In mathematical logic, realizability is a collection of methods in proof theory used to study constructive proofs and extract additional information from them. Formulas from a formal theory are "realized" by objects, known as "realizers", in a way that knowledge of the realizer gives knowledge about the truth of the formula. There are many variations of realizability; exactly which class of formulas is studied and which objects are realizers differ from one variation to another.

Realizability can be seen as a formalization of the Brouwer–Heyting–Kolmogorov (BHK) interpretation of intuitionistic logic. In realizability the notion of "proof" (which is left undefined in the BHK interpretation) is replaced with a formal notion of "realizer". Most variants of realizability begin with a theorem that any statement that is provable in the formal system being studied is realizable. The realizer, however, usually gives more information about the formula than a formal proof would directly provide.

Beyond giving insight into intuitionistic provability, realizability can be applied to prove the disjunction and existence properties for intuitionistic theories and to extract programs from proofs, as in proof mining. It is also related to topos theory via realizability topoi.

== Example: Kleene's 1945-realizability ==

Kleene's original version of realizability uses natural numbers as realizers for formulas in Heyting arithmetic. A few pieces of notation are required: first, an ordered pair (n,m) is treated as a single number using a fixed primitive recursive pairing function; second, for each natural number n, φ_{n} is the computable function with index n. The following clauses are used to define a relation "n realizes A" between natural numbers n and formulas A in the language of Heyting arithmetic, known as Kleene's 1945-realizability relation:
- Any number n realizes an atomic formula s=t if and only if s=t is true. Thus every number realizes a true equation, and no number realizes a false equation.
- A pair (n,m) realizes a formula A∧B if and only if n realizes A and m realizes B. Thus a realizer for a conjunction is a pair of realizers for the conjuncts.
- A pair (n,m) realizes a formula A∨B if and only if the following hold: n is 0 or 1; and if n is 0 then m realizes A; and if n is 1 then m realizes B. Thus a realizer for a disjunction explicitly picks one of the disjuncts (with n) and provides a realizer for it (with m).
- A number n realizes a formula A→B if and only if, for every m that realizes A, φ_{n}(m) realizes B. Thus a realizer for an implication corresponds to a computable function that takes any realizer for the hypothesis and produces a realizer for the conclusion.
- A pair (n,m) realizes a formula (∃ x)A(x) if and only if m is a realizer for A(n). Thus a realizer for an existential formula produces an explicit witness for the quantifier along with a realizer for the formula instantiated with that witness.
- A number n realizes a formula (∀ x)A(x) if and only if, for all m, φ_{n}(m) is defined and realizes A(m).

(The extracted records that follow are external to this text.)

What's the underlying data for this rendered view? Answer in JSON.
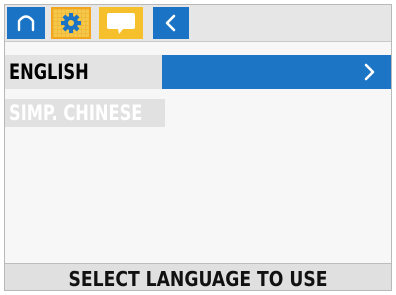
{
  "toolbar": {
    "icons": [
      "home-icon",
      "gear-icon",
      "chat-bubble-icon",
      "back-chevron-icon"
    ],
    "colors": {
      "blue": "#1a73c4",
      "yellow": "#f5c02c"
    }
  },
  "languages": {
    "items": [
      {
        "label": "ENGLISH",
        "selected": true
      },
      {
        "label": "SIMP. CHINESE",
        "selected": false
      }
    ],
    "accent": "#1d75c6"
  },
  "footer": {
    "text": "SELECT LANGUAGE TO USE"
  }
}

Thus a realizer for a universal statement is a computable function that produces, for each m, a realizer for the formula instantiated with m.

With this definition, the following theorem is obtained:
Let A be a sentence of Heyting arithmetic (HA). If HA proves A then there is an n such that n realizes A.
On the other hand, there are classical theorems (even propositional formula schemas) that are realized but which are not provable in HA, a fact first established by Rose. So realizability does not exactly mirror intuitionistic reasoning.

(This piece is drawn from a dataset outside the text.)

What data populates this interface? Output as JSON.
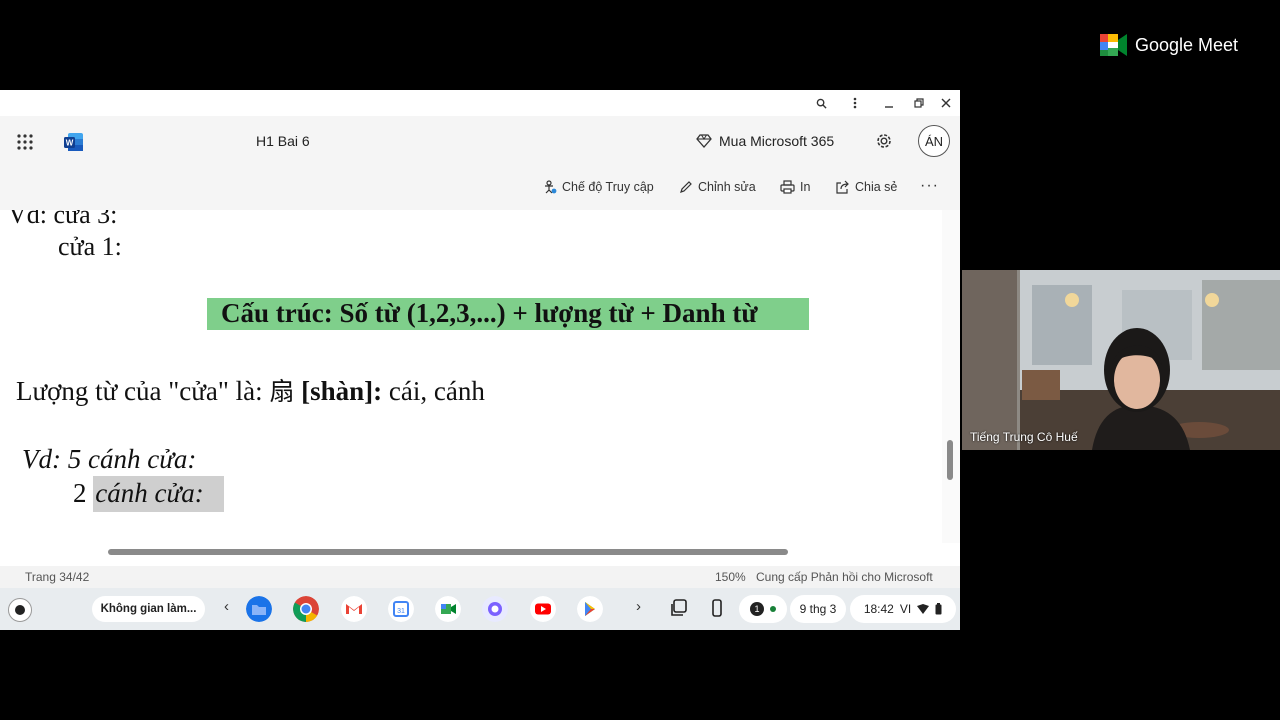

Further analysis of the method can be used to prove that HA has the "disjunction and existence properties":
- If HA proves a sentence (∃ x)A(x), then there is an n such that HA proves A(n)
- If HA proves a sentence A∨B, then HA proves A or HA proves B.
More such properties are obtained involving Harrop formulas.

==Later developments==

Kreisel introduced modified realizability, which uses typed lambda calculus as the language of realizers. Modified realizability is one way to show that Markov's principle is not derivable in intuitionistic logic. On the contrary, it allows to constructively justify the principle of independence of premise:
$(A \rightarrow \exists x\;P(x)) \rightarrow \exists x\;(A \rightarrow P(x))$.

Relative realizability is an intuitionist analysis of computable or computably enumerable elements of data structures that are not necessarily computable, such as computable operations on all real numbers when reals can be only approximated on digital computer systems.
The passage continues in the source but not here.